The controversy over actor Anupam Kher's U-turn on Padma awards after his selection as a recipient of the Padma Bhushan this Republic Day is nothing new. In India, state awards today have become political rewards long back and whoever rules the day, abide by the same set of norms.
But what was ironical is that Kher's moment of shame came on a Republic Day when the president of France, a country which has historically been known for setting up high social ideals like ‘Liberty, Equality & Fraternity'.
How Anupam Kher ruined his hard-earned name
Have we in India ever felt the urgency to abide by those ideals to set up a high standard in our social life? The way a respected veteran actor like Anupam Kher showed how we Indians easily ruin our hard-earned names just to remain in the good books of the rulers of the day, it proves fundamental human values so vigorously championed in the West have little appeal in these parts.
It is painful to see that the civil society in India is unable to rise above the influence of political partisanship and patronage and in the process, loses the moral ground to back individual rights and freedom.
When Kher's colleague Aamir Khan mentions about a statement made by his wife apprehending an intolerant atmosphere in the country, the former aligns himself with a majority sentiment to criticise the latter.

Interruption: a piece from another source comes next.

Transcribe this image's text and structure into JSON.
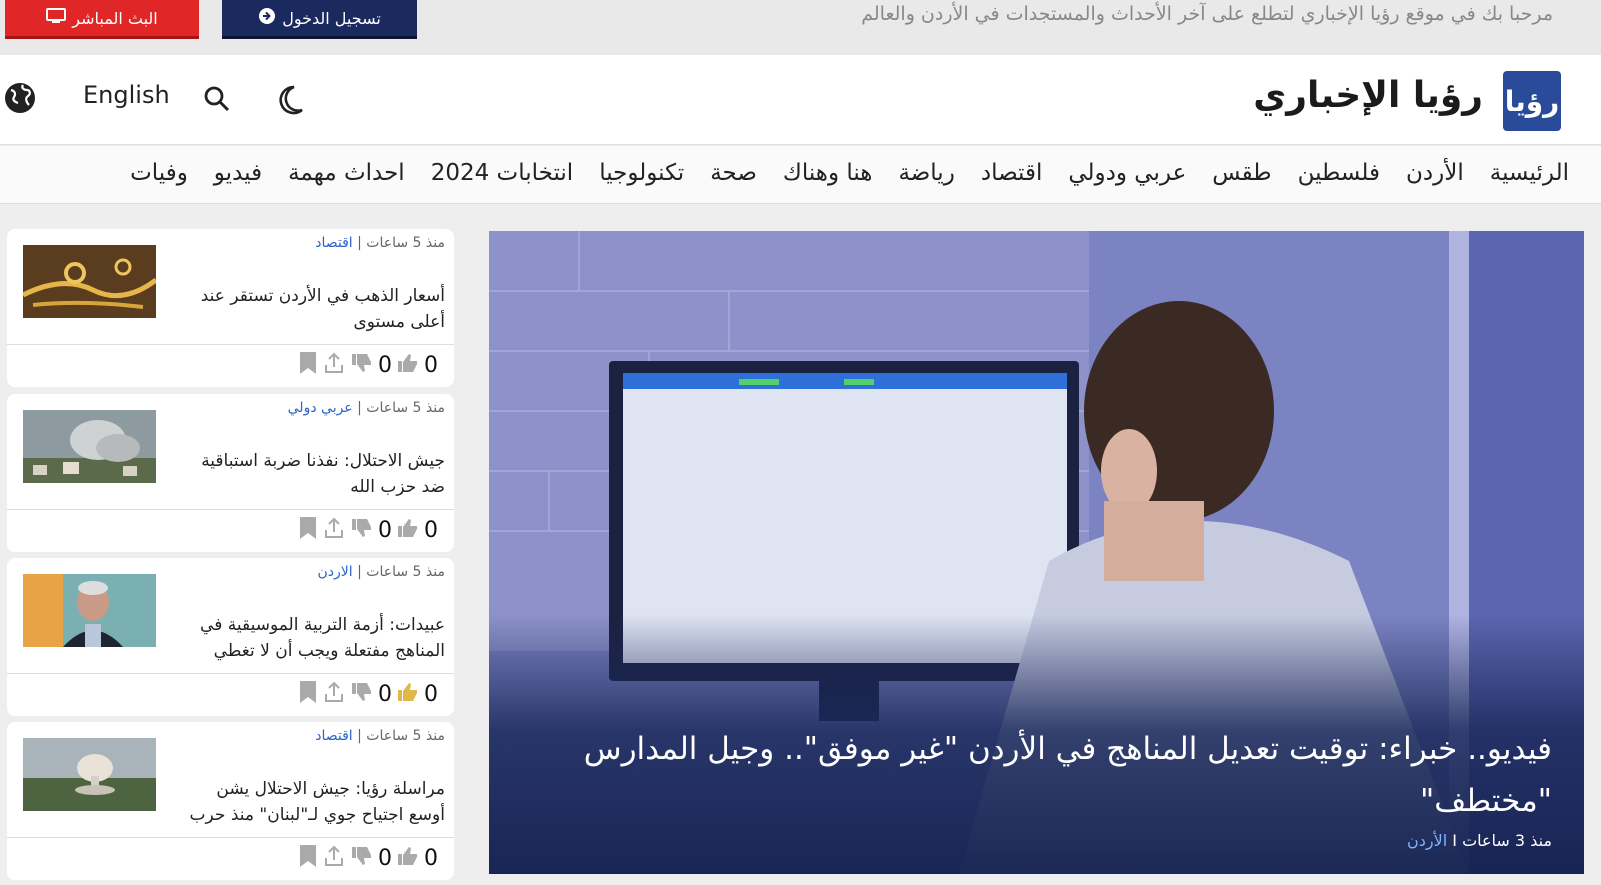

Do Indians care about liberty, equality & fraternity?
One feels disappointed to see that even the educated and sophisticated minds of this country disapprove of the ideals of freedom, equality and brotherhood just to find it politically favourable.
The majoritarian voice gobbles up individuals' sense of responsibility to overshadow, sometimes even by questioning the external identity, those who feel it urgent to express their doubts.
This is how the rule of the majority functions, caring little about the noble motto that nations like France had preached centuries ago.
Hence, when we invite the French president and troops from his country to grace the occasion we choose to express our nationalistic pride, the self-defeating stand taken by people like Kher makes the picture look imperfect.
More than supporting France's military cause, we need to back its democratic ideals
If we are keen to support France's war on the Islamic State, we should be equally eager to match that country's commitment to democratic ideals. Else, things look hollow.
However, having spoken about Kher's U-turn that earned him brickbats in the public domain, let us also be clear about the fact that he is neither the first nor the last individual who is at the receiving end (both the award and the criticism).
As we said, the civil society in this country is a soft victim of political partisanship and we have seen time and again how that society gets split in displaying loyalty to diverse political camps, both for short-term and long-term gains.
Issues like "intolerance" just give an occasion to launch the mission in search of opportunism.